Conclusion On Sleep Deprivation In Teens
Based on their functional body needs and active lifestyle teenagers should be getting between 9 up to 10 hours of sleep per night. However, thanks to their school and after-school life and obligations, teens have a tendency of sleeping around 7 hours per night or even less.
Lack of sleep usually leads to an inability to focus during class, poor grades and many possible smaller and bigger health dysfunctions and health issues. Sleep deprivation in teens opens more flu and viruses during the school year due to fatigue and trying to balance too many different commitments.

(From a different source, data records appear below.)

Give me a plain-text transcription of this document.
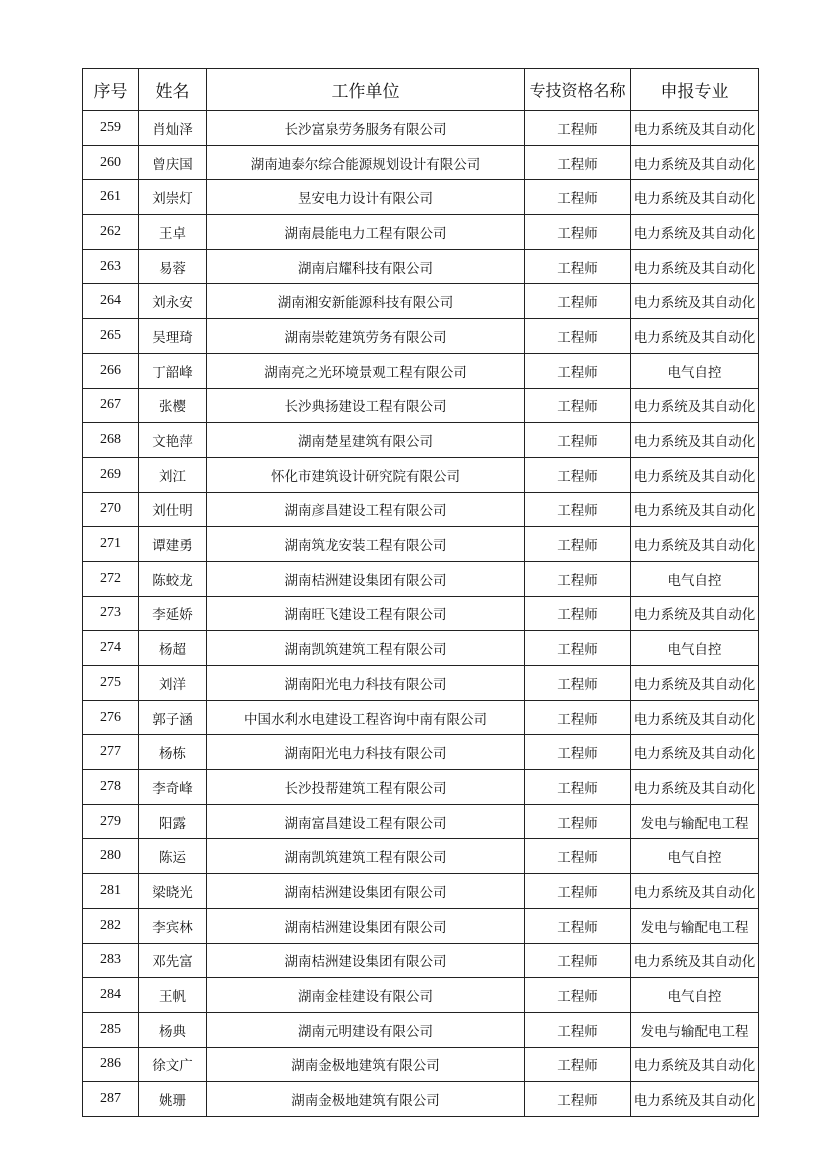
序号	姓名	工作单位	专技资格名称	申报专业
259	肖灿泽	长沙富泉劳务服务有限公司	工程师	电力系统及其自动化
260	曾庆国	湖南迪泰尔综合能源规划设计有限公司	工程师	电力系统及其自动化
261	刘崇灯	昱安电力设计有限公司	工程师	电力系统及其自动化
262	王卓	湖南晨能电力工程有限公司	工程师	电力系统及其自动化
263	易蓉	湖南启耀科技有限公司	工程师	电力系统及其自动化
264	刘永安	湖南湘安新能源科技有限公司	工程师	电力系统及其自动化
265	吴理琦	湖南崇乾建筑劳务有限公司	工程师	电力系统及其自动化
266	丁韶峰	湖南亮之光环境景观工程有限公司	工程师	电气自控
267	张樱	长沙典扬建设工程有限公司	工程师	电力系统及其自动化
268	文艳萍	湖南楚星建筑有限公司	工程师	电力系统及其自动化
269	刘江	怀化市建筑设计研究院有限公司	工程师	电力系统及其自动化
270	刘仕明	湖南彦昌建设工程有限公司	工程师	电力系统及其自动化
271	谭建勇	湖南筑龙安装工程有限公司	工程师	电力系统及其自动化
272	陈蛟龙	湖南桔洲建设集团有限公司	工程师	电气自控
273	李延娇	湖南旺飞建设工程有限公司	工程师	电力系统及其自动化
274	杨超	湖南凯筑建筑工程有限公司	工程师	电气自控
275	刘洋	湖南阳光电力科技有限公司	工程师	电力系统及其自动化
276	郭子涵	中国水利水电建设工程咨询中南有限公司	工程师	电力系统及其自动化
277	杨栋	湖南阳光电力科技有限公司	工程师	电力系统及其自动化
278	李奇峰	长沙投帮建筑工程有限公司	工程师	电力系统及其自动化
279	阳露	湖南富昌建设工程有限公司	工程师	发电与输配电工程
280	陈运	湖南凯筑建筑工程有限公司	工程师	电气自控
281	梁晓光	湖南桔洲建设集团有限公司	工程师	电力系统及其自动化
282	李宾林	湖南桔洲建设集团有限公司	工程师	发电与输配电工程
283	邓先富	湖南桔洲建设集团有限公司	工程师	电力系统及其自动化
284	王帆	湖南金桂建设有限公司	工程师	电气自控
285	杨典	湖南元明建设有限公司	工程师	发电与输配电工程
286	徐文广	湖南金极地建筑有限公司	工程师	电力系统及其自动化
287	姚珊	湖南金极地建筑有限公司	工程师	电力系统及其自动化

Therefore, it’s crucial to educate your child about good living and sleeping habits that will help him during numerous life stages. Make sure that your child is well aware of the exact number of sleep that he needs every night and how to be organized. Teenagers are known for having too many commitments, especially in their final years of high school education. So, having a strong sleeping habit is a must.
Frequently Asked Question On Sleep Deprivation In Teens
1. What Can Lack Of Sleep Do To A Teenager?
An average teenager gets around 6 to 7 hours of sleep per night, while the standard is between 9 and 10 hours per night. Sleep deprivation in teens can lead to different non-desirable health conditions, moods or effects on a teenager’s life on a daily level, including low self-esteem, anxiety and even risk of depression.
2. How Much Sleep Does A 15-Year-Old Need?
The minimum is between 8 to 10 hours, while the perfect amount of sleeping hours for a teenager is between 9 and 10 hours. However, most teens do not get enough sleep. They usually get around 8 hours or less on school nights.
3. What Percent Of High School Students Is Sleep Deprived?
According to the precise survey that was conducted in 2006 from the National Sleep Foundation, around 87 percent of American high schools students are chronically sleep-deprived.
4. What Are 5 Emotional Effects Of Sleep Deprivation?
The most common effects are seen in the psychological area. Therefore, a mood disorder may be recorded, including anxiety and depression.
5. What Happens If You Don’t Get Enough Sleep?
An occasional night without sleep can lead to mood change and feeling tired the following day. Furthermore, a constant lack of sleep can lead to aggression and strong mood behaviors.
Also, it can lead to a number of serious medical conditions, including obesity, diabetes, high blood pressure, and heart disease.